Manque d’argent à l’Alki? Pas pour tout le monde: le président du club, Nikos Lillis, un homme d’affaires local de quarante-deux ans, a été arrêté l’an passé pour sa participation à une affaire mêlant fraudes et corruption – une embrouille immobilière aux profondes ramifications, qui implique un patron des télécoms locaux, des cadres du premier parti d’opposition (l’AKEL) et des dirigeants syndicaux. L’Alki, qui a touché de l’argent de l’AKEL pour éponger des dettes, s’est aussi vu infliger en sept mois cinq retraits de points, pour un total de seize unités, faute d’avoir respecté les critères financiers de l’UEFA. Et cet hiver, il a été sanctionné à trois autres reprises, cédant vingt et un points supplémentaires pour ne pas avoir participé aux frais liés aux arbitres lors de ses matches joués à domicile. Le bilan mathématique de l’Alki, à -35 points au classement actuellement, est pour sûr un record d’Europe. Assuré ainsi de sa relégation, l’Alki ne peut même plus prétendre à un nombre positif de points. Et de nouvelles pénalités ne sont pas à exclure.
Alki profite le crime?
Une remontée immédiate est improbable avec la prochaine réduction de l’élite à douze clubs. Sans légion étrangère – contrairement à la plupart des clubs de l’élite de l’île, particulièrement fournis en Portugais, Brésiliens et Espagnols, entre autres – et avec un groupe professionnel de vingt ans de moyenne d’âge – au sein duquel le "meilleur" buteur Leandros Lillis n’est même pas majeur – l’Alki Larnaca n’a probablement pas les armes pour assurer sa place en seconde division. L’Alki, où ont brièvement évolué Kaba Diawara et Lamine Sakho voici cinq ans, devra patienter pour un nouveau titre de champion de D2.

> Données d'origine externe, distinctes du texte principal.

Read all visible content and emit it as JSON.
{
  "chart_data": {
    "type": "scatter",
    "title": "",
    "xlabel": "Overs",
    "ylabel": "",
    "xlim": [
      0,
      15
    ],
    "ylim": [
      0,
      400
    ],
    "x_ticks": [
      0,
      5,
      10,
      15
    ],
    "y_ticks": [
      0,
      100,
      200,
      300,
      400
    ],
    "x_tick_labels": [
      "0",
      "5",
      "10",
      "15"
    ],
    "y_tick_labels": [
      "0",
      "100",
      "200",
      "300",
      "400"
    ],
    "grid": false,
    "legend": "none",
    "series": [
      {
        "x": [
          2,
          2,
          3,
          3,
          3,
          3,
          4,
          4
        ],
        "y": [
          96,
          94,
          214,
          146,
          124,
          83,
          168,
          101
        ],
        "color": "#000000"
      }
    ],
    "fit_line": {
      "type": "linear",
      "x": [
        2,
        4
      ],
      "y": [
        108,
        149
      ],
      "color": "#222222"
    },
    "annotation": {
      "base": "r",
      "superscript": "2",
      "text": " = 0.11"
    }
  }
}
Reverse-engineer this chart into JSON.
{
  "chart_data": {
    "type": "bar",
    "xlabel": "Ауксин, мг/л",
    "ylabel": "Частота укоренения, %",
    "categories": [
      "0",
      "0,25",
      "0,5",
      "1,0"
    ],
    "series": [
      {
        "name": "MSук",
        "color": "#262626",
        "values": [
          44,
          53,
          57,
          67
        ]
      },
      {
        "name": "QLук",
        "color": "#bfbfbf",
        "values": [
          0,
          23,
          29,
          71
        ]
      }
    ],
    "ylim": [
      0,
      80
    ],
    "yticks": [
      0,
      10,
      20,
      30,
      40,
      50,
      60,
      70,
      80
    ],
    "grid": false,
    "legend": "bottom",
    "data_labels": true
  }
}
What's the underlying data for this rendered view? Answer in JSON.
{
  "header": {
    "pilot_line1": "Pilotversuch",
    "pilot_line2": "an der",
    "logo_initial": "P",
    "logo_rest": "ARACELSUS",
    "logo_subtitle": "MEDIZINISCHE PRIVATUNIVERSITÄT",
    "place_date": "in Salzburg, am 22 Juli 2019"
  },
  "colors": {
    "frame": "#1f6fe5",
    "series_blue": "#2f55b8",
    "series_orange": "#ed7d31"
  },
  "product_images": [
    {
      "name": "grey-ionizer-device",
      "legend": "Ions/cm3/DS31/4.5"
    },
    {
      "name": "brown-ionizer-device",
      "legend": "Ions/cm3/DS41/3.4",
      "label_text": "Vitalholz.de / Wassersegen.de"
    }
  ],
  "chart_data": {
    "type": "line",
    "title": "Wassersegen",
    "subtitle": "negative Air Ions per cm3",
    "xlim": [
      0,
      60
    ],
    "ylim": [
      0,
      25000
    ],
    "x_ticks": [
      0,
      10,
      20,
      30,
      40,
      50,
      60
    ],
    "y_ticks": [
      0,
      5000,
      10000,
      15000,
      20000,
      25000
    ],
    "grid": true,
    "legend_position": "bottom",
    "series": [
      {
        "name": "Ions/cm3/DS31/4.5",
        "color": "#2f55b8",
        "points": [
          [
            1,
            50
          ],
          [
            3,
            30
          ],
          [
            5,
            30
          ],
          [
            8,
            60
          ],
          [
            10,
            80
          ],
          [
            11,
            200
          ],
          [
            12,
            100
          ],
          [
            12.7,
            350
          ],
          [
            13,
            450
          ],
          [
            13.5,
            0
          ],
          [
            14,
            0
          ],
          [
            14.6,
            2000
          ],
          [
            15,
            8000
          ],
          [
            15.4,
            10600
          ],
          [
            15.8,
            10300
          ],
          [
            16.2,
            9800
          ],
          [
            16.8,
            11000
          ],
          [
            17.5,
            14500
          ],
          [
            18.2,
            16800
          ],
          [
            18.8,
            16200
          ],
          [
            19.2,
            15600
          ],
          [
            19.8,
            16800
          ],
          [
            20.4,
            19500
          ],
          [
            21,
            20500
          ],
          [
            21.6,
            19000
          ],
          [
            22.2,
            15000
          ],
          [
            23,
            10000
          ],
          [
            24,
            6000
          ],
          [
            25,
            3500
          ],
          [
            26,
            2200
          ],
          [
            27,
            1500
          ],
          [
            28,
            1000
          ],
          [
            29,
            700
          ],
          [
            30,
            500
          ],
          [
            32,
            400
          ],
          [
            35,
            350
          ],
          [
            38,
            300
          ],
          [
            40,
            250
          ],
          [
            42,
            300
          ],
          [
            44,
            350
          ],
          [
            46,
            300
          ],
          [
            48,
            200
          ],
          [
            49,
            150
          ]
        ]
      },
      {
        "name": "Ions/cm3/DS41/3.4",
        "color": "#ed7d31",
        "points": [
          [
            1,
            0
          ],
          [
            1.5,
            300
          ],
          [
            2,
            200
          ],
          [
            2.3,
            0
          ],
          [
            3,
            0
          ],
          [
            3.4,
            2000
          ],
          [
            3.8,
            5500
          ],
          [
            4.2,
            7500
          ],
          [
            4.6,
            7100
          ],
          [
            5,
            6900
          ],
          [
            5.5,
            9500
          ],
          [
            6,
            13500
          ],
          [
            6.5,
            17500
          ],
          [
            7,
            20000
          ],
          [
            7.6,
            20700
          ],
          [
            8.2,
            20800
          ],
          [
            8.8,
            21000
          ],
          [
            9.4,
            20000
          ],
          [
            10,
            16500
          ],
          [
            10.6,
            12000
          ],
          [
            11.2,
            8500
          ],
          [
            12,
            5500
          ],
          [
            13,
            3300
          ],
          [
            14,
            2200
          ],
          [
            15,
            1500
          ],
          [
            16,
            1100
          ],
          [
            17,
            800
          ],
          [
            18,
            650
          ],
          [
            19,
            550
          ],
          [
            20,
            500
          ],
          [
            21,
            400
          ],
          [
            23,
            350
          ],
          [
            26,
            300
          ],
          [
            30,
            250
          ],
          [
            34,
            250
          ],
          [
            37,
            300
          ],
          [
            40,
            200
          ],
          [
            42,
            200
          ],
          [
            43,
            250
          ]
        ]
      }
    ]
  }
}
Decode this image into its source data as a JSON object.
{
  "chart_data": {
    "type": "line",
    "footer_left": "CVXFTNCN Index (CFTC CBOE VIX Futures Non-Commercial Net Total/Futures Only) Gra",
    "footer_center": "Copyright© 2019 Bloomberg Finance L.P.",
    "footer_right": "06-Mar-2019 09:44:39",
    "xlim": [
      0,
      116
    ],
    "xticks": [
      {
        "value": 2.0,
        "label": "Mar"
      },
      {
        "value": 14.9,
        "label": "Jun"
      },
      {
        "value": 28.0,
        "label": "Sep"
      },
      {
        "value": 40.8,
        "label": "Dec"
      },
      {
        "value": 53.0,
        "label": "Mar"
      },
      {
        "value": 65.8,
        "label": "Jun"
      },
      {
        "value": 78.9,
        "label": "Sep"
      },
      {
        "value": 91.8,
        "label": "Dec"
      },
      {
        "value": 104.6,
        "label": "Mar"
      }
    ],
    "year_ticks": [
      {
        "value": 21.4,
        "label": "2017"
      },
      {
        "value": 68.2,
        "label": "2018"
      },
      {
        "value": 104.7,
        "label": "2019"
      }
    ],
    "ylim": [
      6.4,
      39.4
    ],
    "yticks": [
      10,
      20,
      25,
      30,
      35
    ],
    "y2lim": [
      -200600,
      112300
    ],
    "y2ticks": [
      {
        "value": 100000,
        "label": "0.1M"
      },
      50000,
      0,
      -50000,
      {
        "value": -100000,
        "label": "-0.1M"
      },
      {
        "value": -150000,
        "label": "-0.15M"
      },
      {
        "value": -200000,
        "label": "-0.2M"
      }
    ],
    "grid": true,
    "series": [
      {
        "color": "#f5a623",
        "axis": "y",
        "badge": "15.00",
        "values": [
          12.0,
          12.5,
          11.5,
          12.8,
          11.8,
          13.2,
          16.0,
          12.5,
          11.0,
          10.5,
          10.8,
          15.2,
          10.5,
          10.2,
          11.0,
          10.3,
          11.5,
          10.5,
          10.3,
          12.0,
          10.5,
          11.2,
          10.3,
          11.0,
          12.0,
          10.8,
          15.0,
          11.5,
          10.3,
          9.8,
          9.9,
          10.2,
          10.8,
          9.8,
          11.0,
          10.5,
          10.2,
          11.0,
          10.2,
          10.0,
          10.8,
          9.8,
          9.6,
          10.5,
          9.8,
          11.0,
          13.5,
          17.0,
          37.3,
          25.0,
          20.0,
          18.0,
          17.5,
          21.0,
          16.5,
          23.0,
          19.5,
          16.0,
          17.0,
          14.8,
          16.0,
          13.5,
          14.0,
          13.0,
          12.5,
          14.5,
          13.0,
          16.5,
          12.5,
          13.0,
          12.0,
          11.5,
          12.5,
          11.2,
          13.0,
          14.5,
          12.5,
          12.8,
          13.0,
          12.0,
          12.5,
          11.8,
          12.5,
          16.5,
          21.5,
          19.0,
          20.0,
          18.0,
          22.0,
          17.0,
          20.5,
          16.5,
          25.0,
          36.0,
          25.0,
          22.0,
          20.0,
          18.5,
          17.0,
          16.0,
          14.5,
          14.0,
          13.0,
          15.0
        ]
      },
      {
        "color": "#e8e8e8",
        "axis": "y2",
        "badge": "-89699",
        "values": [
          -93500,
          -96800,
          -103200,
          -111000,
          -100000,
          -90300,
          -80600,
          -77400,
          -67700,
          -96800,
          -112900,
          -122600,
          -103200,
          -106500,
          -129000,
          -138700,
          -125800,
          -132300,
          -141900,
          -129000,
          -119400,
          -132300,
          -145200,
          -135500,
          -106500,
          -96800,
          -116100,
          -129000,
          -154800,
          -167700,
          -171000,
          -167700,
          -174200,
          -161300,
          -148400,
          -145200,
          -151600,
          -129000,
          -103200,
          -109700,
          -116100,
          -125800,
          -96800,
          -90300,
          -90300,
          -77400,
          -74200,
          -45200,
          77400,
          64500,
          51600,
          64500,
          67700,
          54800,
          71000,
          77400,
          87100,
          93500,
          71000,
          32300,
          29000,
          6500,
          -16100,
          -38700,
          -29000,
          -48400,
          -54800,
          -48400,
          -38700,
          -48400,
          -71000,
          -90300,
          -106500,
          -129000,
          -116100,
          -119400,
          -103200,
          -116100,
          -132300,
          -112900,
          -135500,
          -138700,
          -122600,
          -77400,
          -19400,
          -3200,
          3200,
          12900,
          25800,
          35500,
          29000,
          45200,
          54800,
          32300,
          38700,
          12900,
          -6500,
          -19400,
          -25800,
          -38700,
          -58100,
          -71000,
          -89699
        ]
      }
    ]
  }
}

L’Alki n’est pas le seul mauvais élève de l’île. La FIFPro a indiqué l’été dernier que c’était à Chypre que le nombre d’impayés de clubs envers leurs joueurs était le plus important, loin devant les championnats turc et grec pourtant orfèvres en la matière. En tout, cinq clubs de l’élite îlienne ont été sanctionnés au classement ces deux dernières années, et quatre d’entre eux ont fini – ou vont finir – relégués. Un autre, l’APOP Kinyras Peyias, créé en 2003, lauréat en Coupe en 2009 et encore dans l’élite en 2011, a fait faillite et disparu depuis. Quant à la deuxième division, cette saison, trois relégués récents y cumulent trente-six points de pénalités...
Comme en Grèce, ces malheurs ne touchent pas que les équipes modestes. L’Anorthosis Famagouste a ainsi dû vendre l’été dernier sa vedette colombienne Ricardo Laborde au FC Krasnodar pour la somme record de 1,7 millions d'euros, afin d’aider à la résorption d’un passif voisin de 15 millions d'euros. L’Omonia Nicosie, plombée par des éliminations précoces sur la scène européenne et une politique dispendieuse en transferts, récupérait plusieurs millions en faisant appel à ses fans pour purger une partie de ses dettes d’un montant comparable. L’Alki est un spectaculaire exemple de vertigineuse descente aux enfers, mais si le fair-play financier est strictement appliqué à Chypre, d’autres clubs pourraient vite le suivre dans sa chute.
[1] Famagouste étant située en zone turque (RTCN), ses clubs de l’Anorthosis et de la Nea Salamina sont accueillis à Larnaca. Pour la même raison, la Doxa Katokopia est hébergée dans la région de Nicosie.